The act of talking to oneself, logically, is less a sign of insanity and more a sign of highly active imagination.
The fact is those who do partake in self-conversation are, generally, not so much talking to themselves as they are conversing with another; it’s just that this other person is technically not present at that time.
Unbeknown to other, regular, normal folk, self-talkers are, generally, opening up a totally new world of imagination – a variant existence if you like – while still having the decency to physically remain in your current world of realism.
Many perceive this pastime of chatting away, ostensibly vacantly, to oneself as nothing short of ‘weird’, ‘unusual’, ‘crazy’ or yes, ‘insane’, but ponder this: how is the act of a person developing their own world of imagination then conversing with the beings therein any different to an idiot teenager becoming immersed in and utterly consumed by his idiot video game?

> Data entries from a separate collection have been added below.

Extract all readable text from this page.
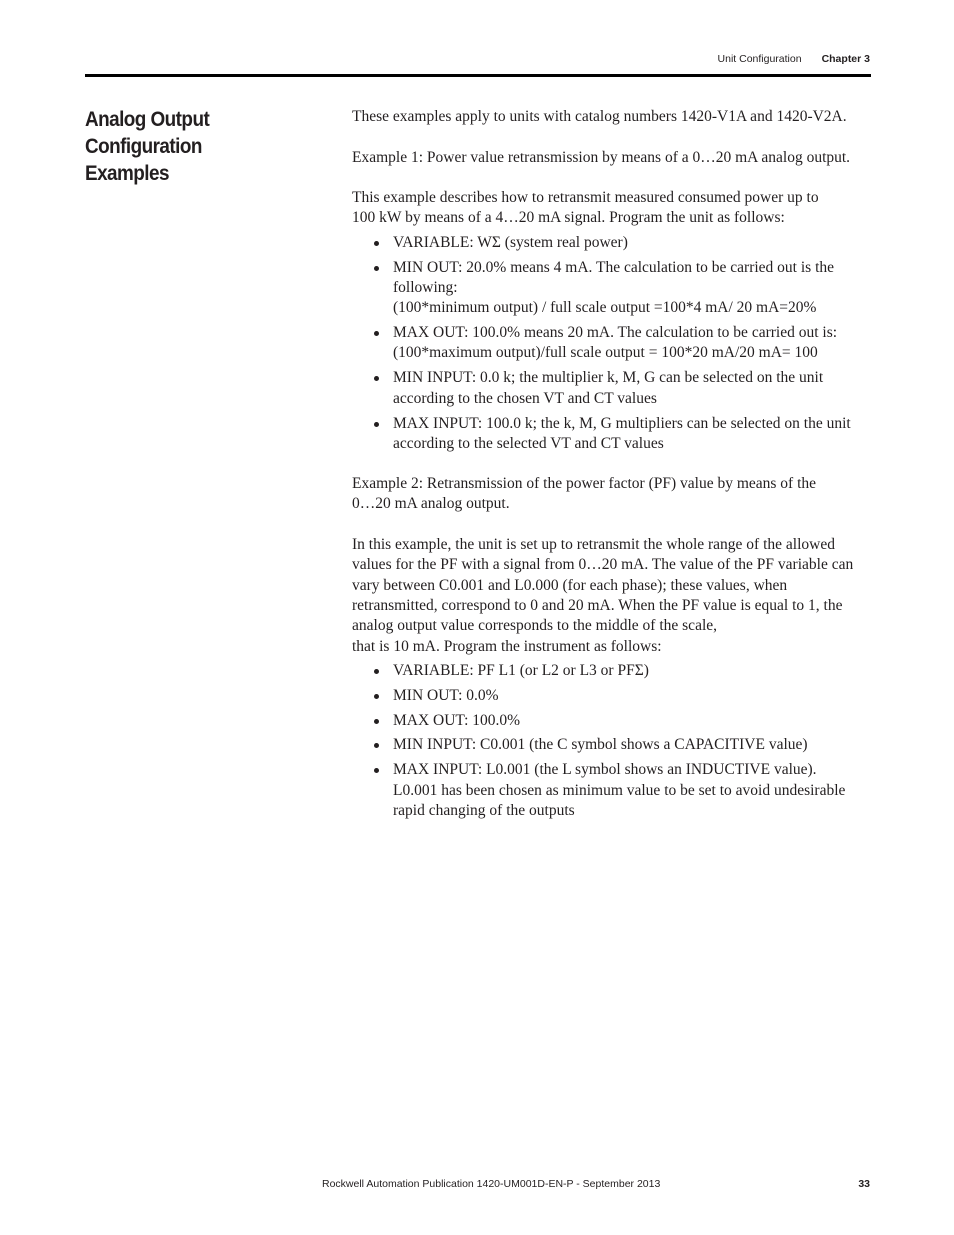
Unit Configuration Chapter 3
Analog Output Configuration
Examples

These examples apply to units with catalog numbers 1420-V1A and 1420-V2A.

Example 1: Power value retransmission by means of a 0…20 mA analog output.

This example describes how to retransmit measured consumed power up to
100 kW by means of a 4…20 mA signal. Program the unit as follows:

VARIABLE: WΣ (system real power)
MIN OUT: 20.0% means 4 mA. The calculation to be carried out is the
following:
(100*minimum output) / full scale output =100*4 mA/ 20 mA=20%
MAX OUT: 100.0% means 20 mA. The calculation to be carried out is:
(100*maximum output)/full scale output = 100*20 mA/20 mA= 100
MIN INPUT: 0.0 k; the multiplier k, M, G can be selected on the unit
according to the chosen VT and CT values
MAX INPUT: 100.0 k; the k, M, G multipliers can be selected on the unit
according to the selected VT and CT values

Example 2: Retransmission of the power factor (PF) value by means of the
0…20 mA analog output.

In this example, the unit is set up to retransmit the whole range of the allowed
values for the PF with a signal from 0…20 mA. The value of the PF variable can
vary between C0.001 and L0.000 (for each phase); these values, when
retransmitted, correspond to 0 and 20 mA. When the PF value is equal to 1, the
analog output value corresponds to the middle of the scale,
that is 10 mA. Program the instrument as follows:

VARIABLE: PF L1 (or L2 or L3 or PFΣ)
MIN OUT: 0.0%
MAX OUT: 100.0%
MIN INPUT: C0.001 (the C symbol shows a CAPACITIVE value)
MAX INPUT: L0.001 (the L symbol shows an INDUCTIVE value).
L0.001 has been chosen as minimum value to be set to avoid undesirable
rapid changing of the outputs
Rockwell Automation Publication 1420-UM001D-EN-P - September 2013	33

Alternatively, how is it any different to somebody allowing themselves to become so infatuated with a television rom-com that when their favourite character dies at the end, they break down in tears?

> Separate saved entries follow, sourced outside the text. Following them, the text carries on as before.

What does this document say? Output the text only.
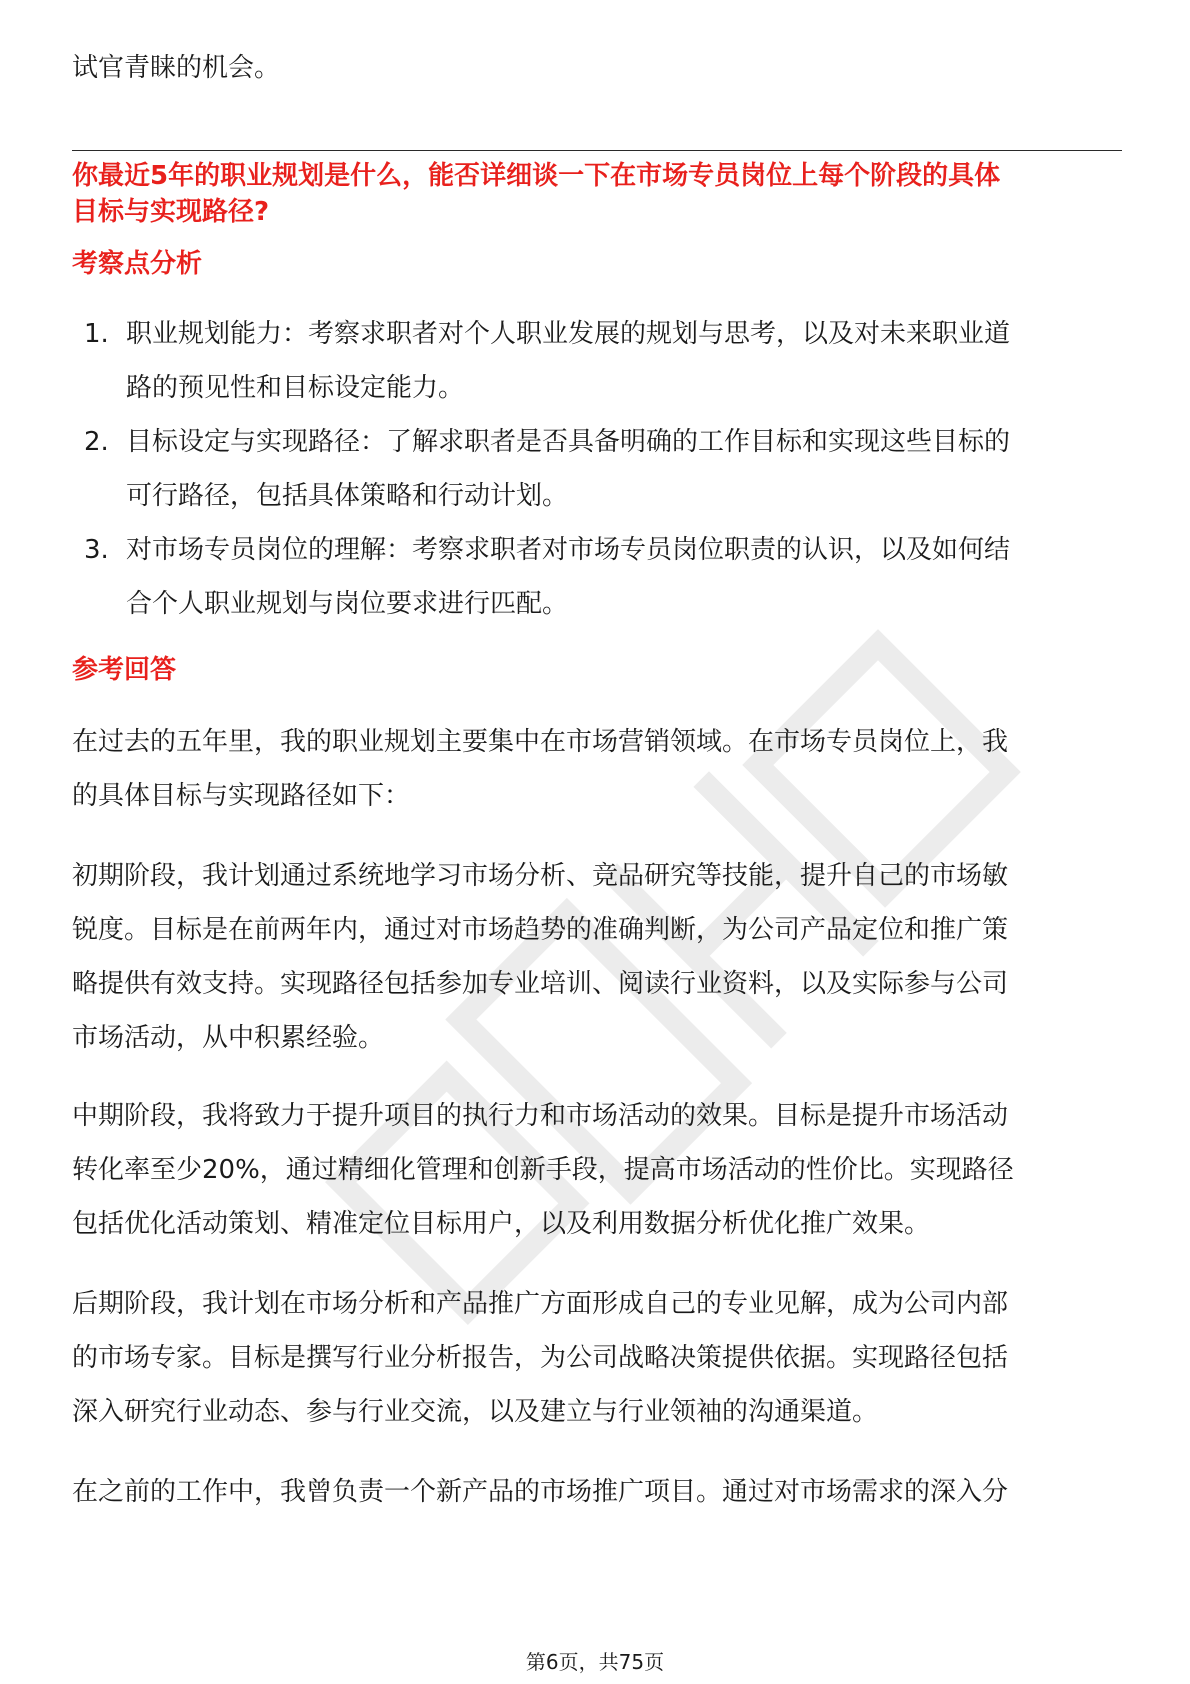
试官青睐的机会。
你最近5年的职业规划是什么，能否详细谈一下在市场专员岗位上每个阶段的具体
目标与实现路径?
考察点分析
1. 职业规划能力：考察求职者对个人职业发展的规划与思考，以及对未来职业道
路的预见性和目标设定能力。
2. 目标设定与实现路径：了解求职者是否具备明确的工作目标和实现这些目标的
可行路径，包括具体策略和行动计划。
3. 对市场专员岗位的理解：考察求职者对市场专员岗位职责的认识，以及如何结
合个人职业规划与岗位要求进行匹配。
参考回答
在过去的五年里，我的职业规划主要集中在市场营销领域。在市场专员岗位上，我
的具体目标与实现路径如下：
初期阶段，我计划通过系统地学习市场分析、竞品研究等技能，提升自己的市场敏
锐度。目标是在前两年内，通过对市场趋势的准确判断，为公司产品定位和推广策
略提供有效支持。实现路径包括参加专业培训、阅读行业资料，以及实际参与公司
市场活动，从中积累经验。
中期阶段，我将致力于提升项目的执行力和市场活动的效果。目标是提升市场活动
转化率至少20%，通过精细化管理和创新手段，提高市场活动的性价比。实现路径
包括优化活动策划、精准定位目标用户，以及利用数据分析优化推广效果。
后期阶段，我计划在市场分析和产品推广方面形成自己的专业见解，成为公司内部
的市场专家。目标是撰写行业分析报告，为公司战略决策提供依据。实现路径包括
深入研究行业动态、参与行业交流，以及建立与行业领袖的沟通渠道。
在之前的工作中，我曾负责一个新产品的市场推广项目。通过对市场需求的深入分
第6页，共75页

Additionally akin to this comparison are those joyful kinds of people who are seen murmuring song lyrics as music plays in the background; then there’s the 21st century phenomenon of ‘virtual reality’ goggles which, let’s be fair, if someone requires an alternate world to physically be put before their eyes in order for them to see it, they are obviously equipped with a downright insipid imagination.

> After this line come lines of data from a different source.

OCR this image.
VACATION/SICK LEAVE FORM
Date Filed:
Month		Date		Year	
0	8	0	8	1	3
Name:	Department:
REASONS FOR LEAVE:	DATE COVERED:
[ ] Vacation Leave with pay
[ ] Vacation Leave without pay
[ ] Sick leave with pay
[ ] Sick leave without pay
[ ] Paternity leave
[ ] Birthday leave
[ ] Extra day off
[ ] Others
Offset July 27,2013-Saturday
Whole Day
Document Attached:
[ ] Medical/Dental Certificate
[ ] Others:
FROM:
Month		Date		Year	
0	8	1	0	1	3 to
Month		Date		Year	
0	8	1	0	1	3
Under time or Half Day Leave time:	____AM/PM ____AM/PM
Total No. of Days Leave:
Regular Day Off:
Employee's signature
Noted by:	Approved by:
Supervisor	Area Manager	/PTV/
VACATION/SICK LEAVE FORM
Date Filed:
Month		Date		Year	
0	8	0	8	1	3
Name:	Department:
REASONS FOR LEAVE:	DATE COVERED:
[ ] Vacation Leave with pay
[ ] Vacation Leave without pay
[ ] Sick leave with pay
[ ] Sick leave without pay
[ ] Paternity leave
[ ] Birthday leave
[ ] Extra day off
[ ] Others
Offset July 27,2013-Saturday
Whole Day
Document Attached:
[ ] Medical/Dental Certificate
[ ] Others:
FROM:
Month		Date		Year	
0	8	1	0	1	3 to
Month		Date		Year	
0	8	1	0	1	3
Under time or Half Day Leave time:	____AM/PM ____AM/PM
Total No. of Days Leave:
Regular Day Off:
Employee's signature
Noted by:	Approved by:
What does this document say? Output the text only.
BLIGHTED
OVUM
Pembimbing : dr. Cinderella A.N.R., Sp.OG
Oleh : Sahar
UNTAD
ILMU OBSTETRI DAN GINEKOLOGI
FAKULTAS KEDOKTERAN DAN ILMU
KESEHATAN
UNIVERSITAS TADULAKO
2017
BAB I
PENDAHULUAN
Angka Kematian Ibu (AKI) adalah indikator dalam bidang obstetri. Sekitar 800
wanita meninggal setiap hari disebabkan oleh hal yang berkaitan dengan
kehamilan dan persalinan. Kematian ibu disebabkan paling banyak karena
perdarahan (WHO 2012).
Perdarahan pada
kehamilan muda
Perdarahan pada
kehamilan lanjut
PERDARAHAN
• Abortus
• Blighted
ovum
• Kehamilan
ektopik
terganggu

Imagination is all it ever is and all it ever has been; it’s simply our ability as humans to convince our brains that something we know to be a fabrication is actually real.
There are many people in this world who regularly watch corny movies and find themselves crying uncontrollably, and there are a great many more who regularly allow themselves to become so utterly consumed by video games that they feel the world might end should they step down from their post; no one labels these people ‘insane’ – nobody questions these peoples’ hold on reality.
As a populous we tend to look down on those who ‘talk to themselves’ – or like somebody mindlessly reciting their favourite song to a vacant audience – as though because there is nobody physically able to reciprocate their words, this makes them something less than those partaking in discussion with an actual person.
There should be no reason to ever deride somebody simply for possessing the strength of imagination to create another world from nothing.
These people, these ‘self talkers’ don’t require a video game to see a fabricated reality in their heads, they don’t need a drippy rom-com to incite their emotion, they don’t need music playing to see a line of song lyrics running through their heads and certainly, they do not require virtual reality goggles to see an alternate world played out in their mind’s eye; these people are already transcendent before anything is even put before them.
The next time you witness somebody standing alone, staring into space with lips furiously mumbling in no apparent meaning, don’t judge, don’t be predictable and assume that this person is ‘weird’, or less able to be approached; throw down your proclivity to paste them with a 20th century stigma and just try imagining the world that this brilliant character might be seeing.
Chances are it’s infinitely more exciting than what you’re seeing, anyway.